O'Brien, who built a practice around a reputation as a churchgoing family man, told the victims: "I don't want you to be insulted by my apology. I'm truly sorry."
Turning toward the judge, he said, "It doesn't change the fact, your honor, I did wrong . . . Maybe [the victims] can do a better job of forgiving me than I can forgive myself."
Superior Court Judge Linda G. Baxter told the former lawyer he had victimized "especially vulnerable people."
"In many ways, Mr. O'Brien, you are a predator," she said.
"You used as your weapons bank deposit slips, bank withdrawal slips, pencil and paper. You took advantage of your position of trust . . . and preyed on elderly people, grieving people, developmentally disabled people."
O'Brien pleaded guilty last August to two counts of theft. One accused him of stealing about $850,000 from the estate of Stanley Mich, who had left the money for the care of his autistic son.
The son, Ronnie Mich, now 62, had been used to a life of familiar surroundings but was forced to sell his Audubon house and move into an adult group home for the disabled.
The second count against O'Brien consolidated the thefts of the other 38 victims.
O'Brien also pleaded guilty last August to violating probation on a 1999 conviction of misappropriating money entrusted to him. He was ordered then to forfeit his law license and to pay $269,000 in restitution.
Yesterday, he was sentenced to four years in prison on that violation, to be completed concurrently with the 18 years.
O'Brien's attorney, Robert Agre, said his client was "shocked by the length" of the sentence "but almost numb by everything he heard in the courtroom."
Assistant Camden County Prosecutor Mark Chase called the judge's decision "fair and appropriate." And Camden County Prosecutor Vincent Sarubbi said the case, with its use of a court-appointed special master to recover money and a receiver to distribute the funds to compensate victims, would set a precedent for the handling of similar white-collar crimes.
During yesterday's hearing, several victims described how O'Brien used his position as guardian of their estates or investment counselor to rob them.
Some laughed when Agre offered O'Brien's apologies.
George Stone, 59, a former neighbor and friend of Ronnie Mich's who helped him transition to the group home, said O'Brien had hurt many people; "it can't be measured."

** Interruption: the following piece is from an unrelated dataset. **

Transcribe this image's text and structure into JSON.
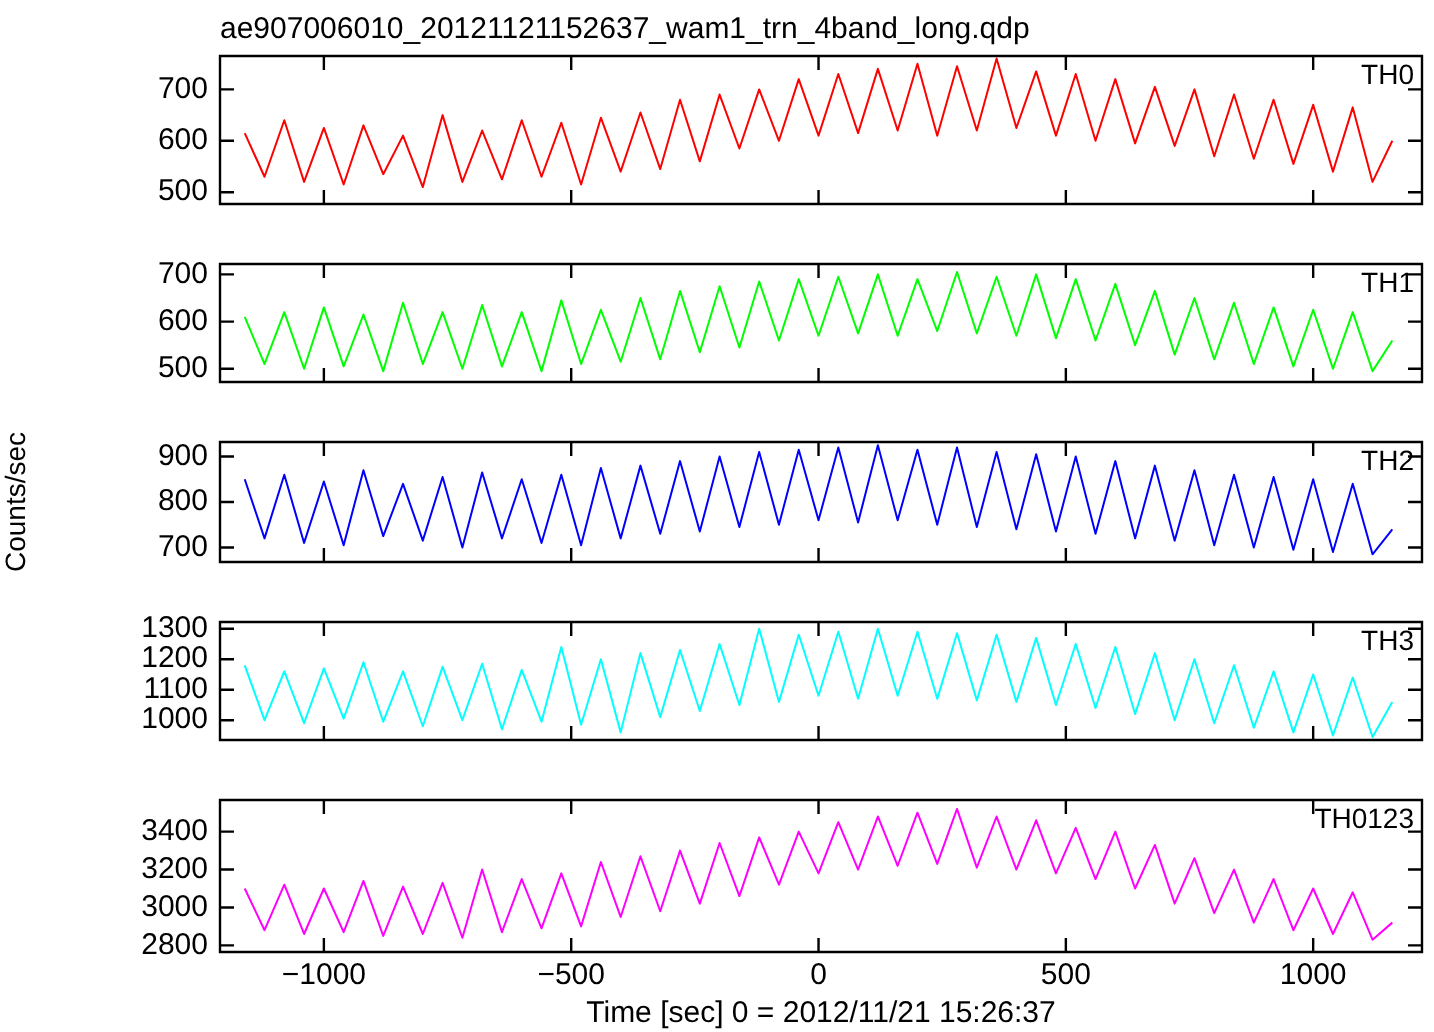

He asked Baxter to sentence O'Brien to "one year for every victim. That would be good. It would put him away for good."
Ronnie Mich's aunt, Sister Theresa Mich, a nun at St. Francis Convent in South Philadelphia, hugged Stone and thanked him for being the family spokesman.
Her sister, Sister Rita Mary Mich, who also resides at the convent, wept as the judge then returned photos of the Mich family in happier days, before Ronnie had been forced from his Audubon home.
"I want people to know what the family suffered," Sister Theresa said in an interview. "How can anyone destroy the life of an adult who is autistic?"
Patricia Fore Logan, 53, of Mount Ephraim, called on Baxter to impose a long prison term without parole. She said she and her mother, the late Edith Fore, lost at least $200,000 to O'Brien.
Fore, who died at age 81 in 1997, was known for her role in a TV commercial where she uttered the line, "I've fallen and I can't get up."
"He took our lives," Logan said. "Dennis O'Brien treated us like objects."
Logan, who cared for her infirm mother, said O'Brien wrote Fore's will, had power of attorney, and put Fore's house and money into a trust. At one point, she said, he borrowed $100,000, which was never returned.
"He didn't even put a tombstone on my mother's grave," she said. "My mother died a cold and lonely death and lies in an unmarked grave."
Irene DiRenza of Westmont, who lost $107,000 to the former lawyer, told O'Brien: "Dennis, you are indeed a Dr. Jekyll and Mr. Hyde personality. I'm broke."
O'Brien sat silently, his head bowed as the victims spoke. When they finished, he described how the thefts had occurred.
"I began to spin out of control . . . when a couple of projects began to fail," he said.
"That's when I really got into the sin of pride, thought I could out-work the situation."
He said he now realized the impact of his crime. "I awake with it every day. The awareness of that impact is crushing me. . . . The weight is burying me."